Enough Class II
Last week, Fly on the Wall recounted the strange saga of Paul Kevin Curtis, who was arrested for allegedly sending ricin to President Obama and who was frequently described in the press as an Elvis impersonator in spite of the fact that he also performed a jaw-dropping Prince tribute act, as revealed in a YouTube clip of Curtis luridly singing Prince's "Little Red Corvette" to a classroom full of teenagers.
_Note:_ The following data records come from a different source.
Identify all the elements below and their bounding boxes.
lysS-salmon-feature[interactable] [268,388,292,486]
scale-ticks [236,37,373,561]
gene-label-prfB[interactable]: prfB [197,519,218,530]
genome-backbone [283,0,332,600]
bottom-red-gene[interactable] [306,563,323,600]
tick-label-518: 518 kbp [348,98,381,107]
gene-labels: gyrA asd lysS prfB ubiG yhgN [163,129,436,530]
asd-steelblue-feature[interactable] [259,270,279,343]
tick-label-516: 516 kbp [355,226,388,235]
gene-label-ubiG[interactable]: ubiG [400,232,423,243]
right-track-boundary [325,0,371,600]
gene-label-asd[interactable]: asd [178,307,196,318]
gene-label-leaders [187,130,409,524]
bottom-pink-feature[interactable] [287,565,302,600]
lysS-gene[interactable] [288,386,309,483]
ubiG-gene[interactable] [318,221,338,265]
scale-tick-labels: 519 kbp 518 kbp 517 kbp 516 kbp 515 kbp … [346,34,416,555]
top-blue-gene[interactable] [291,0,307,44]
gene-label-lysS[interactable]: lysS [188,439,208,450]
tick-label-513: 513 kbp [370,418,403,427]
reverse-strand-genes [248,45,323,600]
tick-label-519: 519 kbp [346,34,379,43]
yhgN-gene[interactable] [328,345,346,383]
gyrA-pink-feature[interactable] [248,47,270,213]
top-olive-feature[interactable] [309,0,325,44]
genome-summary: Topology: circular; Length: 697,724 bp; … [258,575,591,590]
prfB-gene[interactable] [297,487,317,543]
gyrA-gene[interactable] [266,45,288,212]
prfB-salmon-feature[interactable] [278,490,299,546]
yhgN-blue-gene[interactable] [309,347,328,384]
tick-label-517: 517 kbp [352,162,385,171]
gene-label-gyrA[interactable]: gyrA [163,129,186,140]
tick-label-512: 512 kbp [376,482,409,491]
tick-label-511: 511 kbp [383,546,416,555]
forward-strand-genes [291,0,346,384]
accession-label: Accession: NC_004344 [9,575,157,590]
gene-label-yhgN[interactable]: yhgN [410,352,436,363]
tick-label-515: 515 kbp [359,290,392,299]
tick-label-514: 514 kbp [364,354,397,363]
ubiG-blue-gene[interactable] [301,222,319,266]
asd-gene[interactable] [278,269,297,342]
Curtis has since been released from custody, and J. Everett Dutschke, an insurance salesman/Mensa enthusiast/martial arts instructor, was arrested in his place. As the story developed, word got out that a feud between Curtis and Dutschke (also an accused child molester and failed GOP politician) was related to various rivalries including shared conspiracy theories regarding the sale of human organs. Like Curtis, Dutschke (pictured below) is also a musician. He plays guitar and sings in a band called Dusty and the Robodrum, who are variously described online as "America's favorite indie rock band" and "Tupelo's only national touring band with an active record deal."
To wrap things up in a nice, symmetrical metaphor, "Better Than Nothing At All," a Dutschke song about a poor slob who, as the title suggests, is somewhat better than no slob at all, includes the eyebrow-raising lyric: "Can't take you out in a little red Corvette, but you can ride in my Hyundai."
A recent Facebook post by News Channel 3 openly panders to "active pro-athlete" haters. The post reads, "Former Grizzlies player Jason Collins has come out as the first active pro athlete in the U.S. Does it matter to you? Will it affect his career negatively or positively?" Collins recently became the NBA's first openly gay player.